As regular readers will know, each article may cover a wide variety of topics ---- from a flood in Bangladesh to a lesson in Self-realization. Many of these topics recur again and again, each time adding some new information from Maitreya. For the sake of clarity, therefore, we have edited the excerpts presented here so that teachings on a particular topic are grouped and can flow together. Maitreya’s purposes in releasing this material are further to prepare humanity for His emergence and to help us understand the spiritual laws governing our lives.

The forecasts of world events included in many interviews are given out primarily to illuminate one of the most important of these spiritual laws: the Law of Cause and Effect. It is only by grasping and working within this law, Maitreya says, that we can resolve the present social, political, economic and environmental crises.


From the book: Maitreya's Mission, Vol. Two (Pages 130 - 131 - First Edition Sept. 1993)

In the last two to three years we have seen a reduction in the wars and conflicts taking place throughout the world as the superpowers withdrew from their policy of supplying arms to further their own foreign aims and interests. The energy which drives soldiers into battle and fills the air with warplanes has been switched off.

But, Maitreya says, that energy cannot just disappear; it has to go somewhere. This energy has been roaming the world and suddenly it has found a new womb: the commercialization created by market forces. Market forces, Maitreya says, are the forces of wickedness, confusion and chaos, and its children are competition and comparison.

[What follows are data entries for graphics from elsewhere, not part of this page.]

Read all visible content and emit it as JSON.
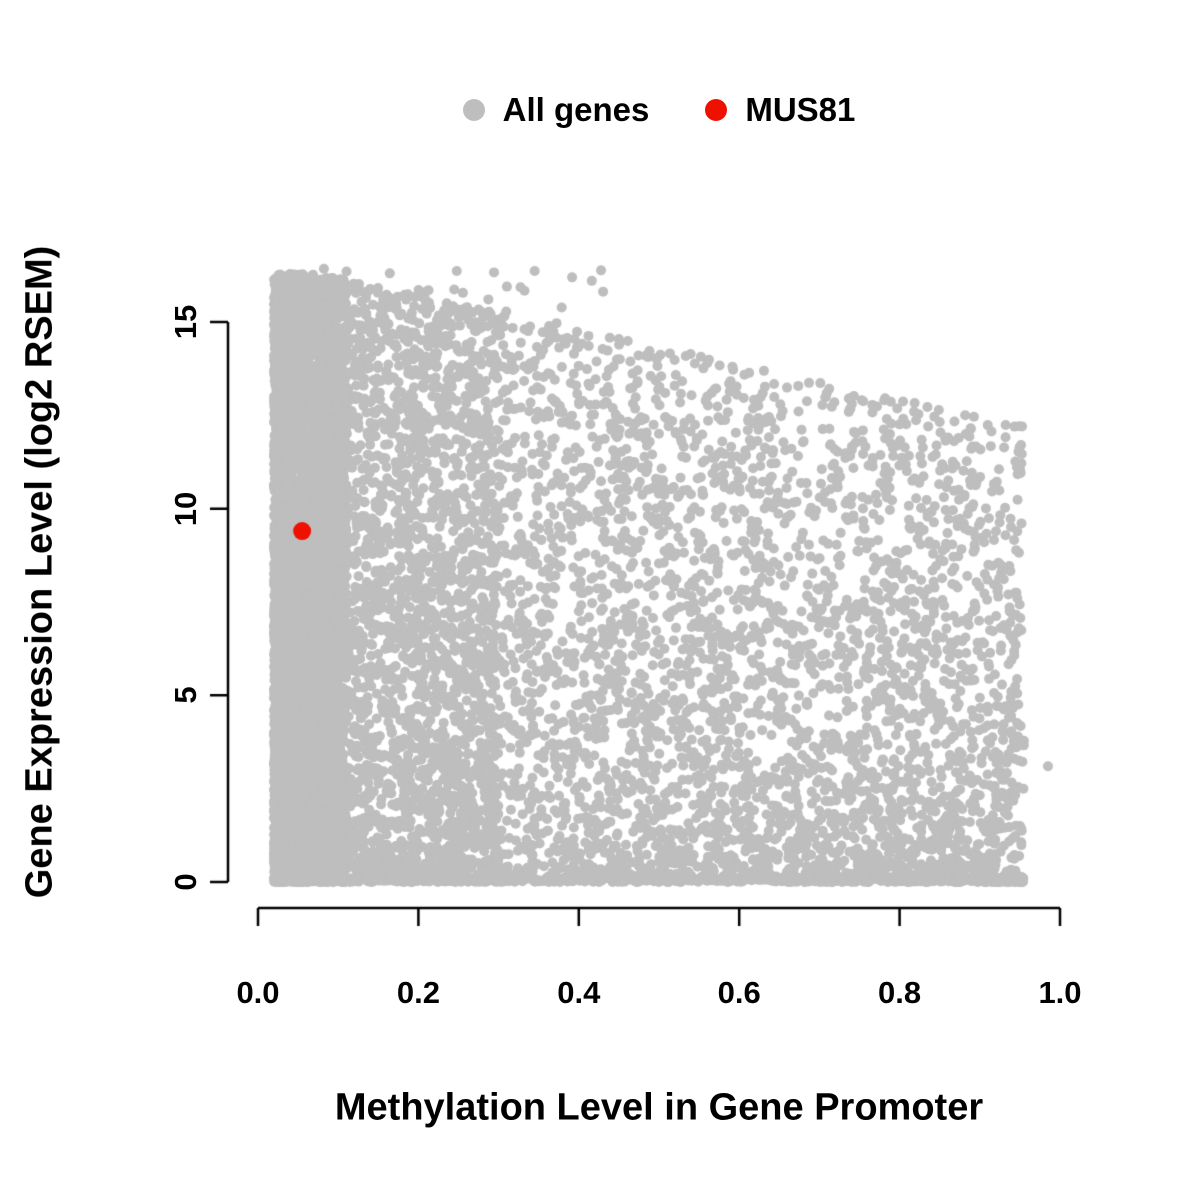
{
  "legend": {
    "position": "top-center",
    "items": [
      {
        "label": "All genes",
        "color": "#bebebe"
      },
      {
        "label": "MUS81",
        "color": "#ee1100"
      }
    ]
  },
  "axes": {
    "x": {
      "label": "Methylation Level in Gene Promoter",
      "ticks": [
        "0.0",
        "0.2",
        "0.4",
        "0.6",
        "0.8",
        "1.0"
      ],
      "tick_values": [
        0,
        0.2,
        0.4,
        0.6,
        0.8,
        1.0
      ],
      "range": [
        0,
        1.0
      ]
    },
    "y": {
      "label": "Gene Expression Level (log2 RSEM)",
      "ticks": [
        "0",
        "5",
        "10",
        "15"
      ],
      "tick_values": [
        0,
        5,
        10,
        15
      ],
      "range": [
        0,
        15
      ]
    }
  },
  "colors": {
    "points": "#bebebe",
    "highlight": "#ee1100",
    "axis": "#000000",
    "background": "#ffffff"
  },
  "chart_data": {
    "type": "scatter",
    "title": "",
    "xlabel": "Methylation Level in Gene Promoter",
    "ylabel": "Gene Expression Level (log2 RSEM)",
    "xlim": [
      0,
      1.0
    ],
    "ylim": [
      0,
      16.6
    ],
    "grid": false,
    "legend_position": "top",
    "series": [
      {
        "name": "All genes",
        "color": "#bebebe",
        "marker": "filled-circle",
        "marker_radius_px": 5,
        "n_points_approx": 12000,
        "distribution": {
          "x_range": [
            0.02,
            0.955
          ],
          "y_range": [
            0,
            16.55
          ],
          "description": "Very dense point cloud; densest vertical band at methylation 0.02-0.12 spanning expression 0-16.5; upper expression envelope declines from ~16.4 at x=0.05 to ~12 at x=0.95; dense row of points at expression 0 across full methylation range.",
          "generator": {
            "seed": 42,
            "n": 12000,
            "baseline_fraction": 0.06,
            "n_top_outliers": 50
          }
        },
        "extra_points": [
          [
            0.985,
            3.1
          ]
        ]
      },
      {
        "name": "MUS81",
        "color": "#ee1100",
        "marker": "filled-circle",
        "marker_radius_px": 9,
        "points": [
          [
            0.055,
            9.4
          ]
        ]
      }
    ]
  }
}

Freedom is not found in the free play of market forces, for market forces have no ‘eyes’. They are blind and satanic, leading inevitably to ‘mine’ and ‘more’ ---- that is, to possessiveness and greed ---- without end. Market forces will bring this civilization as we have known it to the edge of disaster. Market forces have created social and natural havoc. People have been condemned to death, literally, in the name of profit and loss. Hospitals have been shut because they are not profitable; schools have difficulty in staying open. These institutions are essential for the health and well-being of society.

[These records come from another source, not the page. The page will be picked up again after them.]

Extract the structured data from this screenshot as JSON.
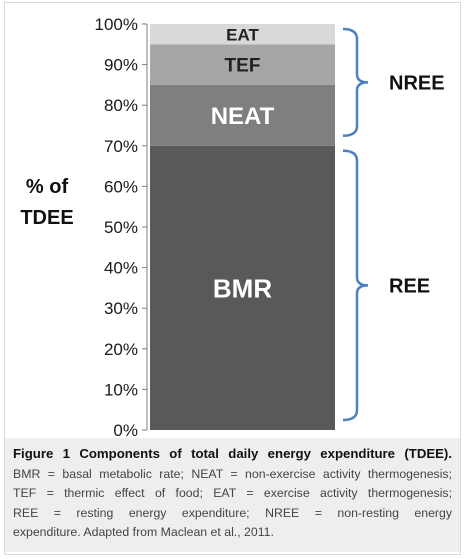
{
  "chart_data": {
    "type": "bar",
    "stacked": true,
    "categories": [
      ""
    ],
    "series": [
      {
        "name": "BMR",
        "values": [
          70
        ],
        "color": "#595959"
      },
      {
        "name": "NEAT",
        "values": [
          15
        ],
        "color": "#7f7f7f"
      },
      {
        "name": "TEF",
        "values": [
          10
        ],
        "color": "#a6a6a6"
      },
      {
        "name": "EAT",
        "values": [
          5
        ],
        "color": "#d9d9d9"
      }
    ],
    "ylabel_lines": [
      "% of",
      "TDEE"
    ],
    "ylim": [
      0,
      100
    ],
    "yticks": [
      "0%",
      "10%",
      "20%",
      "30%",
      "40%",
      "50%",
      "60%",
      "70%",
      "80%",
      "90%",
      "100%"
    ],
    "brackets": [
      {
        "label": "NREE",
        "from": 70,
        "to": 100
      },
      {
        "label": "REE",
        "from": 0,
        "to": 70
      }
    ],
    "bracket_color": "#4f81bd",
    "grid": false
  },
  "caption": {
    "title": "Figure 1 Components of total daily energy expenditure (TDEE).",
    "lines": [
      "BMR = basal metabolic rate; NEAT = non-exercise activity thermogenesis;",
      "TEF = thermic effect of food; EAT = exercise activity thermogenesis;",
      "REE = resting energy expenditure; NREE = non-resting energy",
      "expenditure. Adapted from Maclean et al., 2011."
    ]
  }
}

The new creed of the superpowers has become ‘the economy’, which is the soul of commercialization. This represents a serious new threat to the world, Maitreya warns, one that could even compromise human life. Commercialization is more destructive than any nuclear bomb.

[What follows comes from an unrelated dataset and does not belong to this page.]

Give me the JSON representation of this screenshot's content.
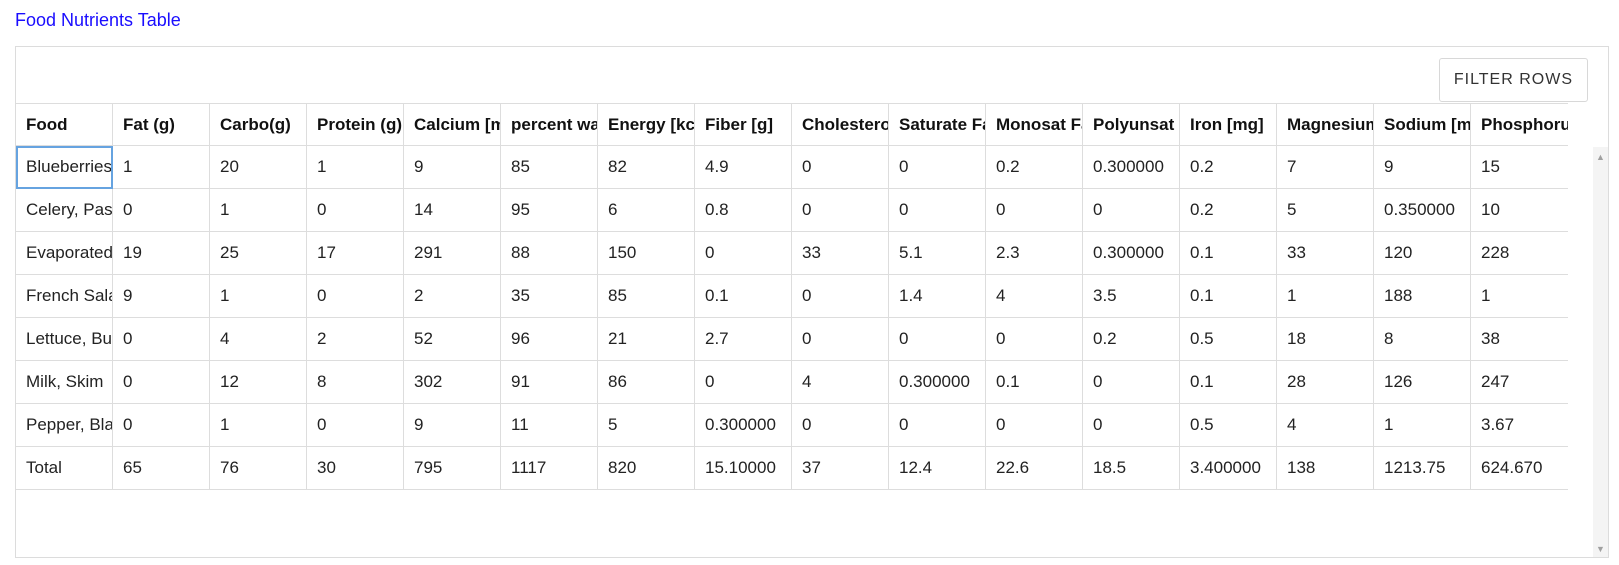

The quality of commercialization is greed, and, in Maitreya’s view, commercialization means making money while others starve. It will affect all nations, He says. This negative energy, which recoiled from the battlefield, will create a very hostile world. It is the human mind which has created this force and it can be changed by human awareness. Only Maitreya, however, has the power to turn this destructive energy into a creative force. Commercialization throughout the world is part of the pattern that will result in a major collapse of the world’s stock markets, beginning in Japan.

After this crash, the first duty of governments will be to feed people with the right food. Their second duty will be to ensure adequate housing. Next will come health and education, and lastly, defence. In short, the crash will lead to a reordering of priorities. Already, there are many strikes taking place as people begin to question the boss-employee relationship. This is because the new energy is already diluting and sweeping away the master-servant relationship which underlies so much of market forces. You can only solve the problems of the world, Maitreya points out, with a sense of realism that is not clouded by ideology or market forces.

‘‘Politicians whose creed is ‘market forces’,’’ Maitreya says, ‘‘will find that their time is over.’’ Capitalism, in its pure form, is at an end in Europe. It has no future whatsoever. Instead, countries will model their governments on a form of democratic socialism. Gradually this will become the model for all nations as the most effective way to ensure that the voice and will of the people is properly represented. In the new systems, Maitreya says, even market forces will be based on social consciousness. Market forces will not be ‘in charge’ of social consciousness. It is social consciousness which will guide market forces.